Outra fonte de financiamento é a outorga onerosa do direito de construir (OOCD). Ela constitui o pagamento de uma contrapartida econômica por aquele que recebe do poder publico um direito de construir (solo criado) que antes não possuía. A outorga onerosa prevista pelos artigos 28, 29, 30 e 31 da Lei Federal 10.257 de 2001 (Estatuto da Cidade) e definida nos artigos de 209 ao 216 do Plano Diretor Estratégico de 2002 do Município de São Paulo. Vem produzindo recursos crescentes sendo a média dos últimos 5 anos cerca de R$ 230 milhões de reais anuais. Estes recursos são encaminhados ao Fundo de Desenvolvimento Urbano (FUNDURB) criado com a finalidade de implementar planos e projetos urbanísticos e ambientais integrantes ou decorrentes do PDE ( Plano Diretor Estratégico 2002) e direcionadas de acordo com as prioridades estabelecidas pelo seu Conselho Gestor. Estes recursos tem sido utilizados na construção de parques lineares, melhorias de calçadas e ruas , obras de drenagem e saneamento , implantação de equipamentos urbanos comunitários , regularização de loteamentos recuperação do patrimônio histórico cultural, habitações de interesse social e outros usos. No entanto, uma das destinações dos recursos deve ser pela legislação que o criou, o Transporte Coletivo Público Urbano o que significa que estes recursos poderiam ser utilizados não apenas nos investimentos urbanos antes mencionados mas também para financiar o custo de operação do sistema de transporte por ônibus.
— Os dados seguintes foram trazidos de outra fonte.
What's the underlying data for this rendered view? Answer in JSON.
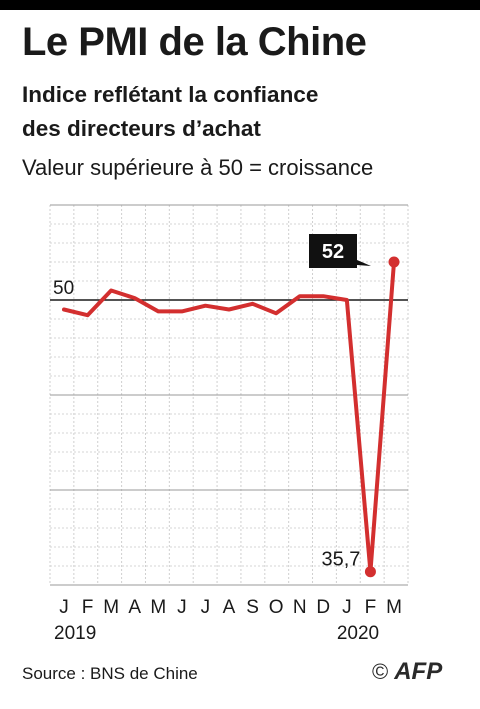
{
  "header": {
    "title": "Le PMI de la Chine",
    "subtitle_line1": "Indice reflétant la confiance",
    "subtitle_line2": "des directeurs d’achat",
    "note": "Valeur supérieure à 50 = croissance"
  },
  "footer": {
    "source": "Source : BNS de Chine",
    "copyright": "©",
    "agency": "AFP"
  },
  "chart_data": {
    "type": "line",
    "title": "Le PMI de la Chine",
    "x": [
      "J",
      "F",
      "M",
      "A",
      "M",
      "J",
      "J",
      "A",
      "S",
      "O",
      "N",
      "D",
      "J",
      "F",
      "M"
    ],
    "year_labels": [
      {
        "index": 0,
        "label": "2019"
      },
      {
        "index": 12,
        "label": "2020"
      }
    ],
    "series": [
      {
        "values": [
          49.5,
          49.2,
          50.5,
          50.1,
          49.4,
          49.4,
          49.7,
          49.5,
          49.8,
          49.3,
          50.2,
          50.2,
          50.0,
          35.7,
          52.0
        ],
        "color": "#d32f2f"
      }
    ],
    "reference_line": {
      "value": 50,
      "label": "50"
    },
    "annotations": [
      {
        "index": 13,
        "label": "35,7",
        "style": "plain"
      },
      {
        "index": 14,
        "label": "52",
        "style": "callout"
      }
    ],
    "ylim": [
      35,
      55
    ],
    "grid": true
  }
}
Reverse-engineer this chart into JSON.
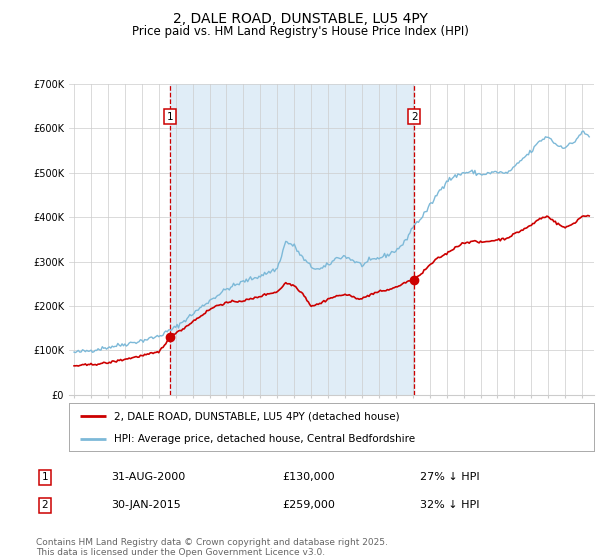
{
  "title": "2, DALE ROAD, DUNSTABLE, LU5 4PY",
  "subtitle": "Price paid vs. HM Land Registry's House Price Index (HPI)",
  "ylim": [
    0,
    700000
  ],
  "yticks": [
    0,
    100000,
    200000,
    300000,
    400000,
    500000,
    600000,
    700000
  ],
  "ytick_labels": [
    "£0",
    "£100K",
    "£200K",
    "£300K",
    "£400K",
    "£500K",
    "£600K",
    "£700K"
  ],
  "xlim_start": 1994.7,
  "xlim_end": 2025.7,
  "marker1_date": 2000.667,
  "marker1_price": 130000,
  "marker1_label": "31-AUG-2000",
  "marker1_price_label": "£130,000",
  "marker1_hpi_label": "27% ↓ HPI",
  "marker2_date": 2015.083,
  "marker2_price": 259000,
  "marker2_label": "30-JAN-2015",
  "marker2_price_label": "£259,000",
  "marker2_hpi_label": "32% ↓ HPI",
  "line1_color": "#cc0000",
  "line2_color": "#7db9d8",
  "shaded_region_color": "#e0edf7",
  "grid_color": "#cccccc",
  "background_color": "#ffffff",
  "legend1_label": "2, DALE ROAD, DUNSTABLE, LU5 4PY (detached house)",
  "legend2_label": "HPI: Average price, detached house, Central Bedfordshire",
  "footer": "Contains HM Land Registry data © Crown copyright and database right 2025.\nThis data is licensed under the Open Government Licence v3.0.",
  "title_fontsize": 10,
  "subtitle_fontsize": 8.5,
  "tick_fontsize": 7,
  "legend_fontsize": 7.5,
  "footer_fontsize": 6.5
}
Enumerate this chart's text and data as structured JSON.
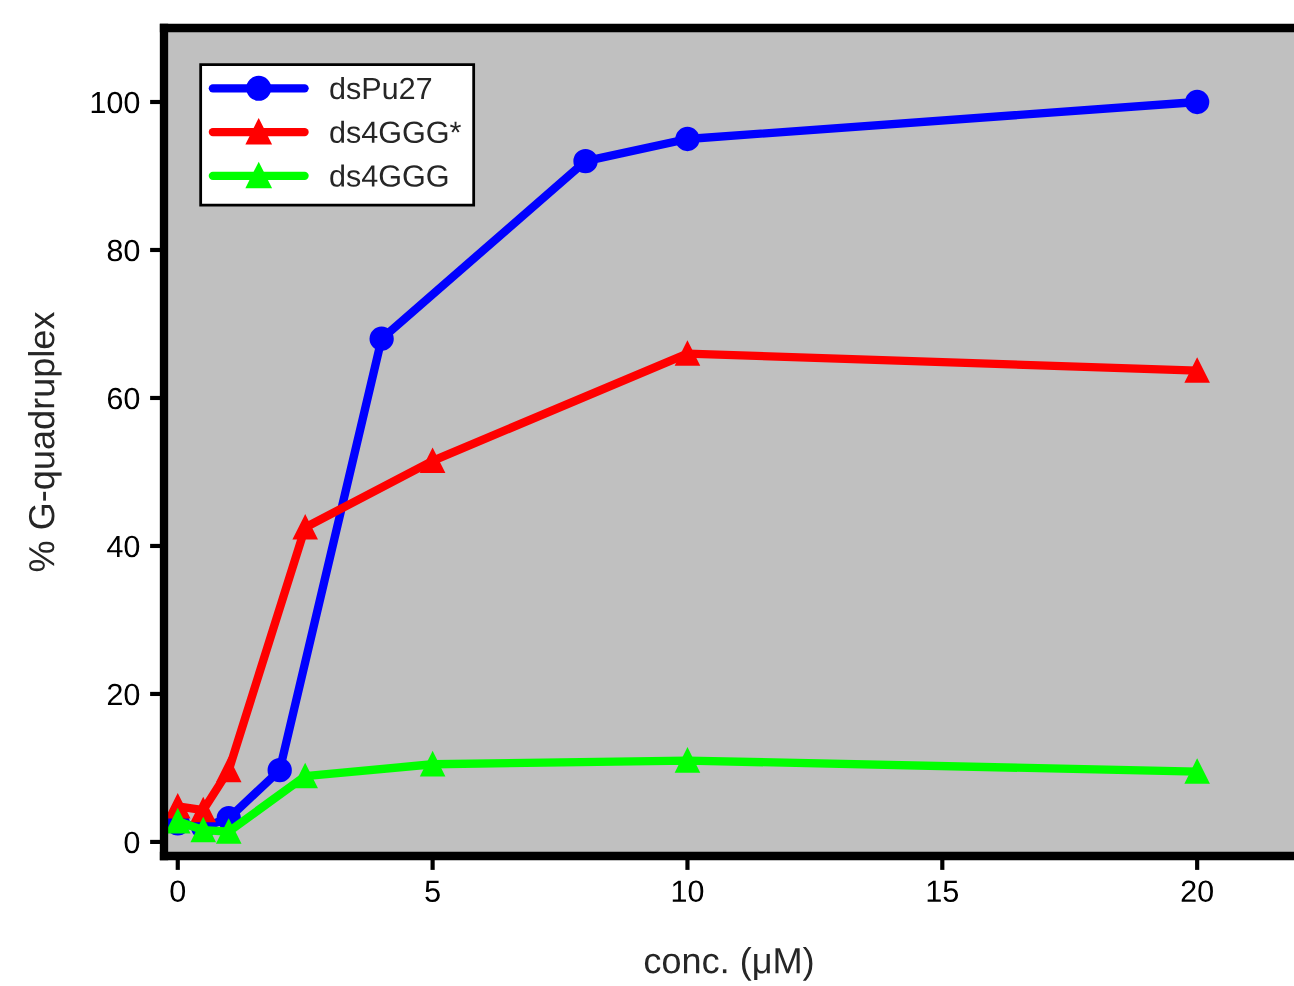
{
  "chart_data": {
    "type": "line",
    "xlabel": "conc. (μM)",
    "ylabel": "% G-quadruplex",
    "xlim": [
      -0.27,
      21.9
    ],
    "ylim": [
      -1.9,
      110
    ],
    "xticks": [
      0,
      5,
      10,
      15,
      20
    ],
    "yticks": [
      0,
      20,
      40,
      60,
      80,
      100
    ],
    "grid": false,
    "legend": "top left",
    "series": [
      {
        "name": "dsPu27",
        "color": "#0000ff",
        "marker": "circle",
        "x": [
          0,
          0.5,
          1,
          2,
          4,
          8,
          10,
          20
        ],
        "values": [
          2.5,
          2,
          3.2,
          9.7,
          68,
          92,
          95,
          100
        ]
      },
      {
        "name": "ds4GGG*",
        "color": "#ff0000",
        "marker": "triangle",
        "x": [
          0,
          0.5,
          1,
          2.5,
          5,
          10,
          20
        ],
        "values": [
          4.8,
          4.3,
          9.7,
          42.5,
          51.5,
          66,
          63.7
        ]
      },
      {
        "name": "ds4GGG",
        "color": "#00ff00",
        "marker": "triangle",
        "x": [
          0,
          0.5,
          1,
          2.5,
          5,
          10,
          20
        ],
        "values": [
          2.8,
          1.6,
          1.4,
          8.9,
          10.5,
          11,
          9.5
        ]
      }
    ]
  }
}
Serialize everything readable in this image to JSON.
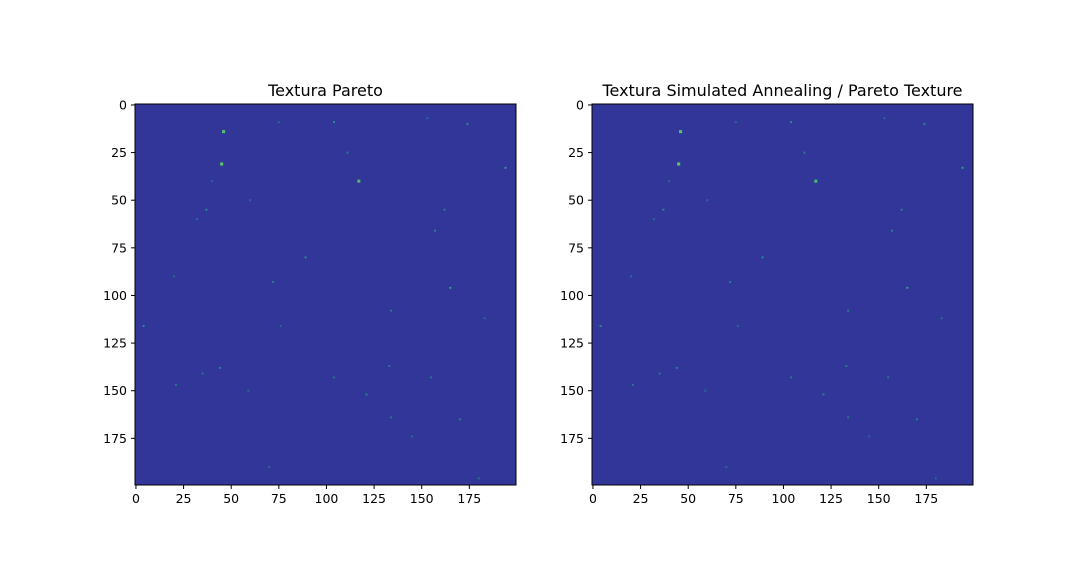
{
  "chart_data": [
    {
      "type": "heatmap",
      "title": "Textura Pareto",
      "colormap": "viridis-like",
      "background_color": "#333699",
      "xlim": [
        0,
        199
      ],
      "ylim": [
        199,
        0
      ],
      "x_ticks": [
        0,
        25,
        50,
        75,
        100,
        125,
        150,
        175
      ],
      "y_ticks": [
        0,
        25,
        50,
        75,
        100,
        125,
        150,
        175
      ],
      "grid": false,
      "points": [
        {
          "x": 46,
          "y": 14,
          "v": 0.9
        },
        {
          "x": 45,
          "y": 31,
          "v": 1.0
        },
        {
          "x": 117,
          "y": 40,
          "v": 0.8
        },
        {
          "x": 104,
          "y": 9,
          "v": 0.35
        },
        {
          "x": 174,
          "y": 10,
          "v": 0.35
        },
        {
          "x": 194,
          "y": 33,
          "v": 0.55
        },
        {
          "x": 111,
          "y": 25,
          "v": 0.3
        },
        {
          "x": 37,
          "y": 55,
          "v": 0.35
        },
        {
          "x": 162,
          "y": 55,
          "v": 0.3
        },
        {
          "x": 157,
          "y": 66,
          "v": 0.3
        },
        {
          "x": 89,
          "y": 80,
          "v": 0.35
        },
        {
          "x": 72,
          "y": 93,
          "v": 0.3
        },
        {
          "x": 165,
          "y": 96,
          "v": 0.55
        },
        {
          "x": 134,
          "y": 108,
          "v": 0.3
        },
        {
          "x": 4,
          "y": 116,
          "v": 0.35
        },
        {
          "x": 44,
          "y": 138,
          "v": 0.3
        },
        {
          "x": 35,
          "y": 141,
          "v": 0.25
        },
        {
          "x": 21,
          "y": 147,
          "v": 0.25
        },
        {
          "x": 121,
          "y": 152,
          "v": 0.3
        },
        {
          "x": 133,
          "y": 137,
          "v": 0.25
        },
        {
          "x": 104,
          "y": 143,
          "v": 0.25
        },
        {
          "x": 155,
          "y": 143,
          "v": 0.25
        },
        {
          "x": 170,
          "y": 165,
          "v": 0.3
        },
        {
          "x": 134,
          "y": 164,
          "v": 0.25
        },
        {
          "x": 75,
          "y": 9,
          "v": 0.2
        },
        {
          "x": 153,
          "y": 7,
          "v": 0.2
        },
        {
          "x": 40,
          "y": 40,
          "v": 0.2
        },
        {
          "x": 32,
          "y": 60,
          "v": 0.2
        },
        {
          "x": 60,
          "y": 50,
          "v": 0.2
        },
        {
          "x": 76,
          "y": 116,
          "v": 0.2
        },
        {
          "x": 59,
          "y": 150,
          "v": 0.2
        },
        {
          "x": 20,
          "y": 90,
          "v": 0.2
        },
        {
          "x": 183,
          "y": 112,
          "v": 0.2
        },
        {
          "x": 145,
          "y": 174,
          "v": 0.2
        },
        {
          "x": 70,
          "y": 190,
          "v": 0.2
        },
        {
          "x": 180,
          "y": 196,
          "v": 0.2
        }
      ]
    },
    {
      "type": "heatmap",
      "title": "Textura Simulated Annealing / Pareto Texture",
      "colormap": "viridis-like",
      "background_color": "#333699",
      "xlim": [
        0,
        199
      ],
      "ylim": [
        199,
        0
      ],
      "x_ticks": [
        0,
        25,
        50,
        75,
        100,
        125,
        150,
        175
      ],
      "y_ticks": [
        0,
        25,
        50,
        75,
        100,
        125,
        150,
        175
      ],
      "grid": false,
      "points": [
        {
          "x": 46,
          "y": 14,
          "v": 0.9
        },
        {
          "x": 45,
          "y": 31,
          "v": 1.0
        },
        {
          "x": 117,
          "y": 40,
          "v": 0.8
        },
        {
          "x": 104,
          "y": 9,
          "v": 0.35
        },
        {
          "x": 174,
          "y": 10,
          "v": 0.35
        },
        {
          "x": 194,
          "y": 33,
          "v": 0.55
        },
        {
          "x": 111,
          "y": 25,
          "v": 0.3
        },
        {
          "x": 37,
          "y": 55,
          "v": 0.35
        },
        {
          "x": 162,
          "y": 55,
          "v": 0.3
        },
        {
          "x": 157,
          "y": 66,
          "v": 0.3
        },
        {
          "x": 89,
          "y": 80,
          "v": 0.35
        },
        {
          "x": 72,
          "y": 93,
          "v": 0.3
        },
        {
          "x": 165,
          "y": 96,
          "v": 0.55
        },
        {
          "x": 134,
          "y": 108,
          "v": 0.3
        },
        {
          "x": 4,
          "y": 116,
          "v": 0.35
        },
        {
          "x": 44,
          "y": 138,
          "v": 0.3
        },
        {
          "x": 35,
          "y": 141,
          "v": 0.25
        },
        {
          "x": 21,
          "y": 147,
          "v": 0.25
        },
        {
          "x": 121,
          "y": 152,
          "v": 0.3
        },
        {
          "x": 133,
          "y": 137,
          "v": 0.25
        },
        {
          "x": 104,
          "y": 143,
          "v": 0.25
        },
        {
          "x": 155,
          "y": 143,
          "v": 0.25
        },
        {
          "x": 170,
          "y": 165,
          "v": 0.3
        },
        {
          "x": 134,
          "y": 164,
          "v": 0.25
        },
        {
          "x": 75,
          "y": 9,
          "v": 0.2
        },
        {
          "x": 153,
          "y": 7,
          "v": 0.2
        },
        {
          "x": 40,
          "y": 40,
          "v": 0.2
        },
        {
          "x": 32,
          "y": 60,
          "v": 0.2
        },
        {
          "x": 60,
          "y": 50,
          "v": 0.2
        },
        {
          "x": 76,
          "y": 116,
          "v": 0.2
        },
        {
          "x": 59,
          "y": 150,
          "v": 0.2
        },
        {
          "x": 20,
          "y": 90,
          "v": 0.2
        },
        {
          "x": 183,
          "y": 112,
          "v": 0.2
        },
        {
          "x": 145,
          "y": 174,
          "v": 0.2
        },
        {
          "x": 70,
          "y": 190,
          "v": 0.2
        },
        {
          "x": 180,
          "y": 196,
          "v": 0.2
        }
      ]
    }
  ]
}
A PEC 90 de iniciativa de Luiza Erundina
A PEC 90 (Proposta de Emenda Constitucional) tornando o transporte um direito social, (equiparado à saúde e à educação) foi aprovada recentemente na Comissão de Constituição e Justiça da Câmara de Deputados. Com certeza será aprovada pelo Plenário e viabilizará a constituição no município de São Paulo de um fundo para onde poderiam ser destinados parte dos recursos originados nas operações urbanas (receitas financeiras), e nas contrapartidas econômicas da outorga onerosa entre outras fontes. Somados ao que poderia ser arrecadado com as contribuições voluntárias no IPTU poderíamos obter os recursos necessários para financiar o aumento de custos durante os próximos 18 meses. Creio que R$ 400/450 milhões poderiam equacionar o problema. É necessário deixar claro que estes aportes seriam feitos apenas durante este período e para manter a tarifa congelada nos R$ 3,00. Não se repetiriam necessariamente depois de janeiro de 2015. Mesmo porque não se trata de um fluxo permanente de recursos que possa garantir a continuidade do financiamento no longo prazo. A intenção é permitir um tempo suficiente – sem reajuste tarifário – para discutir de onde viriam os recursos estruturais, isto é, sustentáveis no longo prazo, para financiar a adoção da Tarifa Zero no município de São Paulo. Esta questão será tratada oportunamente.